About the B-plot of Real Life, Tom shows that the only way to live is to dive into the chaos (of real life.) The B-plot is a sort of antiparallel to the A-plot, in that the Doctor doesn't make Paris' choice naturally but has to be taught. It's technically two different plots, but one theme. I thought the sitcom nature of the scenario was perfectly absurd in any time other than US Fifties TV. Personal jeopardy to Tom had no resonance, as a star, he was guaranteed survival.
The absurd growing backwards premise of Innocence, which was low rated, was a metaphor for how we all face death as children.
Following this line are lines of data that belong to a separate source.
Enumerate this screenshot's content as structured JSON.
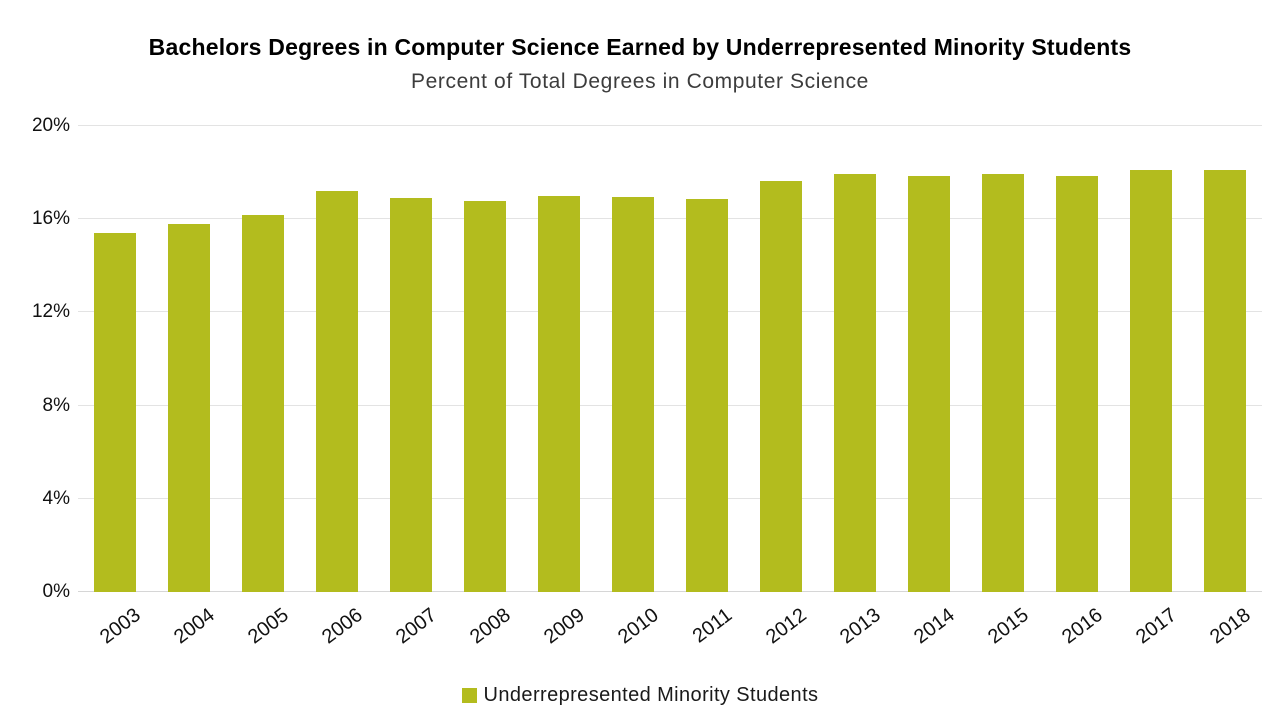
{
  "header": {
    "title": "Bachelors Degrees in Computer Science Earned by Underrepresented Minority Students",
    "subtitle": "Percent of Total Degrees in Computer Science"
  },
  "legend": {
    "label": "Underrepresented Minority Students"
  },
  "colors": {
    "bar": "#b3bc1e",
    "gridline": "#e3e3e3",
    "text": "#111111"
  },
  "chart_data": {
    "type": "bar",
    "title": "Bachelors Degrees in Computer Science Earned by Underrepresented Minority Students",
    "subtitle": "Percent of Total Degrees in Computer Science",
    "categories": [
      "2003",
      "2004",
      "2005",
      "2006",
      "2007",
      "2008",
      "2009",
      "2010",
      "2011",
      "2012",
      "2013",
      "2014",
      "2015",
      "2016",
      "2017",
      "2018"
    ],
    "values": [
      15.4,
      15.8,
      16.2,
      17.2,
      16.9,
      16.8,
      17.0,
      16.95,
      16.85,
      17.65,
      17.95,
      17.85,
      17.95,
      17.85,
      18.1,
      18.1
    ],
    "value_unit": "%",
    "xlabel": "",
    "ylabel": "Percent of Total Degrees in Computer Science",
    "ylim": [
      0,
      20
    ],
    "yticks": [
      0,
      4,
      8,
      12,
      16,
      20
    ],
    "ytick_format": "{v}%",
    "grid": true,
    "legend": [
      "Underrepresented Minority Students"
    ],
    "legend_position": "bottom"
  }
}
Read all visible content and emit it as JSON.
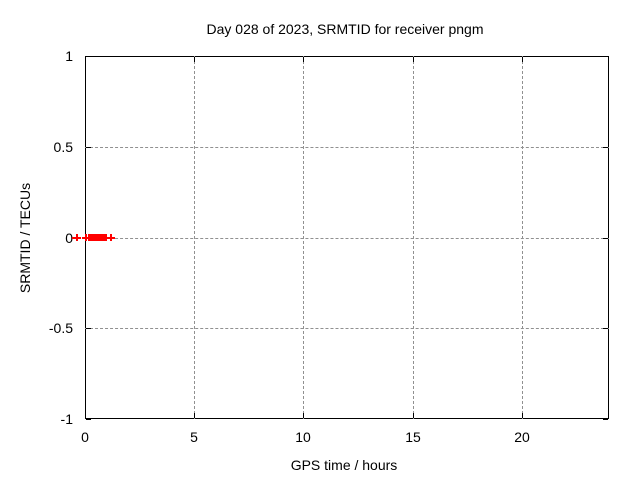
{
  "chart_data": {
    "type": "scatter",
    "title": "Day 028 of 2023, SRMTID for receiver pngm",
    "xlabel": "GPS time / hours",
    "ylabel": "SRMTID / TECUs",
    "xlim": [
      0,
      24
    ],
    "ylim": [
      -1,
      1
    ],
    "xticks": [
      {
        "v": 0,
        "label": "0"
      },
      {
        "v": 5,
        "label": "5"
      },
      {
        "v": 10,
        "label": "10"
      },
      {
        "v": 15,
        "label": "15"
      },
      {
        "v": 20,
        "label": "20"
      }
    ],
    "yticks": [
      {
        "v": 1,
        "label": "1"
      },
      {
        "v": 0.5,
        "label": "0.5"
      },
      {
        "v": 0,
        "label": "0"
      },
      {
        "v": -0.5,
        "label": "-0.5"
      },
      {
        "v": -1,
        "label": "-1"
      }
    ],
    "grid": true,
    "legend": "none",
    "series": [
      {
        "name": "SRMTID",
        "marker": "plus",
        "color": "#ff0000",
        "x": [
          -0.37,
          0.05,
          0.17,
          0.28,
          0.38,
          0.47,
          0.55,
          0.63,
          0.71,
          0.79,
          0.87,
          0.95,
          1.17
        ],
        "y": [
          0,
          0,
          0,
          0,
          0,
          0,
          0,
          0,
          0,
          0,
          0,
          0,
          0
        ]
      }
    ],
    "colors": {
      "axis": "#000000",
      "grid": "#909090",
      "marker": "#ff0000",
      "background": "#ffffff",
      "text": "#000000"
    }
  }
}
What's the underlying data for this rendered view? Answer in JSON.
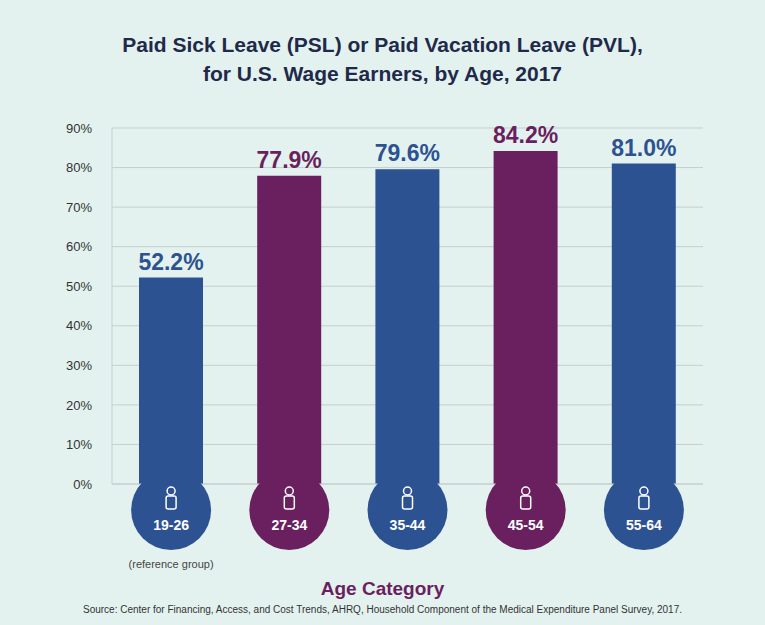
{
  "chart_data": {
    "type": "bar",
    "title": "Paid Sick Leave (PSL) or Paid Vacation Leave (PVL),\nfor U.S. Wage Earners, by Age, 2017",
    "categories": [
      "19-26",
      "27-34",
      "35-44",
      "45-54",
      "55-64"
    ],
    "values": [
      52.2,
      77.9,
      79.6,
      84.2,
      81.0
    ],
    "value_labels": [
      "52.2%",
      "77.9%",
      "79.6%",
      "84.2%",
      "81.0%"
    ],
    "colors": [
      "#2d5291",
      "#6a1f5f",
      "#2d5291",
      "#6a1f5f",
      "#2d5291"
    ],
    "data_labels": true,
    "x_label": "Age Category",
    "ylim": [
      0,
      90
    ],
    "yticks": [
      {
        "value": 0,
        "label": "0%"
      },
      {
        "value": 10,
        "label": "10%"
      },
      {
        "value": 20,
        "label": "20%"
      },
      {
        "value": 30,
        "label": "30%"
      },
      {
        "value": 40,
        "label": "40%"
      },
      {
        "value": 50,
        "label": "50%"
      },
      {
        "value": 60,
        "label": "60%"
      },
      {
        "value": 70,
        "label": "70%"
      },
      {
        "value": 80,
        "label": "80%"
      },
      {
        "value": 90,
        "label": "90%"
      }
    ],
    "grid": true,
    "annotations": [
      {
        "category": "19-26",
        "text": "(reference group)"
      }
    ],
    "source": "Source: Center for Financing, Access, and Cost Trends, AHRQ, Household Component of the Medical Expenditure Panel Survey, 2017."
  }
}
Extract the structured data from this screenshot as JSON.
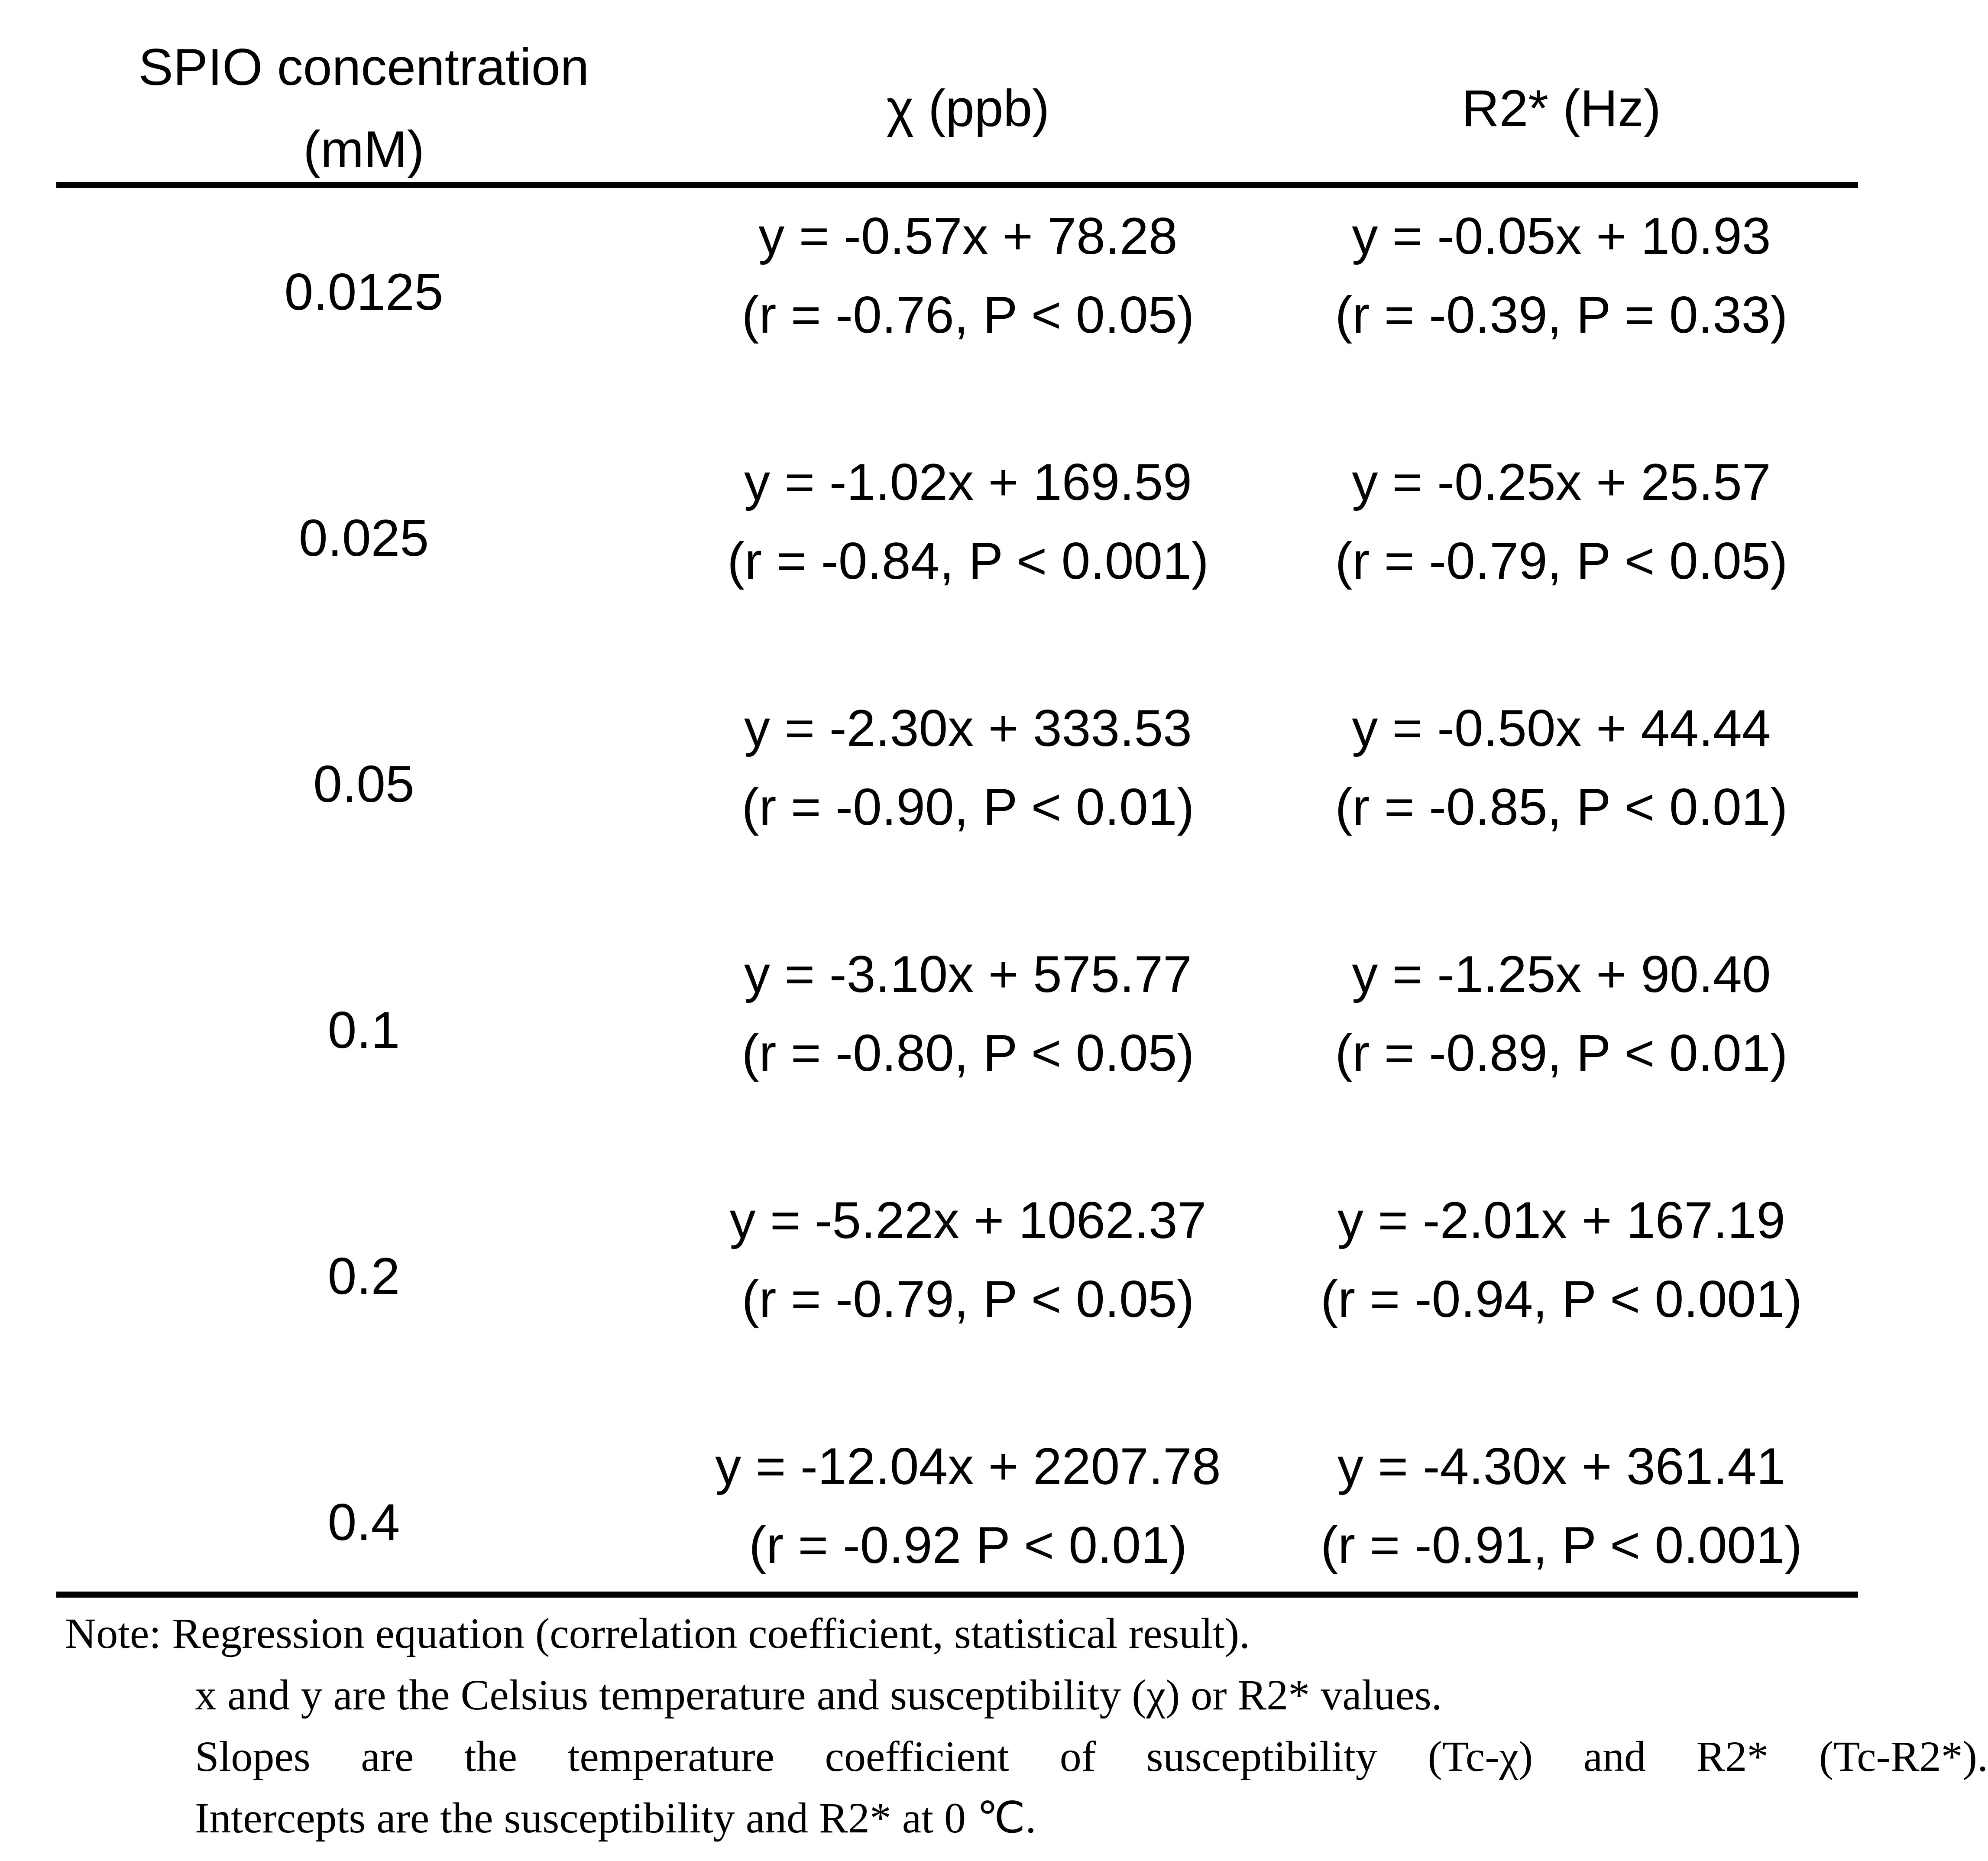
{
  "table": {
    "headers": {
      "concentration_line1": "SPIO concentration",
      "concentration_line2": "(mM)",
      "chi": "χ (ppb)",
      "r2": "R2* (Hz)"
    },
    "rows": [
      {
        "concentration": "0.0125",
        "chi_equation": "y = -0.57x + 78.28",
        "chi_stats": "(r = -0.76, P < 0.05)",
        "r2_equation": "y = -0.05x + 10.93",
        "r2_stats": "(r = -0.39, P = 0.33)"
      },
      {
        "concentration": "0.025",
        "chi_equation": "y = -1.02x + 169.59",
        "chi_stats": "(r = -0.84, P < 0.001)",
        "r2_equation": "y = -0.25x + 25.57",
        "r2_stats": "(r = -0.79, P < 0.05)"
      },
      {
        "concentration": "0.05",
        "chi_equation": "y = -2.30x + 333.53",
        "chi_stats": "(r = -0.90, P < 0.01)",
        "r2_equation": "y = -0.50x + 44.44",
        "r2_stats": "(r = -0.85, P < 0.01)"
      },
      {
        "concentration": "0.1",
        "chi_equation": "y = -3.10x + 575.77",
        "chi_stats": "(r = -0.80, P < 0.05)",
        "r2_equation": "y = -1.25x + 90.40",
        "r2_stats": "(r = -0.89, P < 0.01)"
      },
      {
        "concentration": "0.2",
        "chi_equation": "y = -5.22x + 1062.37",
        "chi_stats": "(r = -0.79, P < 0.05)",
        "r2_equation": "y = -2.01x + 167.19",
        "r2_stats": "(r = -0.94, P < 0.001)"
      },
      {
        "concentration": "0.4",
        "chi_equation": "y = -12.04x + 2207.78",
        "chi_stats": "(r = -0.92 P < 0.01)",
        "r2_equation": "y = -4.30x + 361.41",
        "r2_stats": "(r = -0.91, P < 0.001)"
      }
    ]
  },
  "note": {
    "line1": "Note: Regression equation (correlation coefficient, statistical result).",
    "line2": "x and y are the Celsius temperature and susceptibility (χ) or R2* values.",
    "line3": "Slopes are the temperature coefficient of susceptibility (Tc-χ) and R2* (Tc-R2*).",
    "line4": "Intercepts are the susceptibility and R2* at 0 ℃."
  }
}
I think it would have been better if they came up with something that wasn't obviously nuts.
The A-plot of The Swarm was supposed to show that some enemy aggressions were too outrageous to go unopposed, even if violence was in the end justified. It failed, apparently because the insanely aggressive of blockading empty space didn't strike too many people as insanely aggressive. While it struck me as too impossible to take seriously. The B-plot was a hurt/comfort scenario (as I think they're called,) a very character driven story (in the most negative sense of the word.) Was it a soft reboot of the character? The initial version of the Doctor as having a terrible bedside manner certainly underwent a radical revision. Later, even when the Doctor was astonishingly egotistical, it was played for comic effect. I think the episode was supposed to be a sign post, so to speak, for the softening process.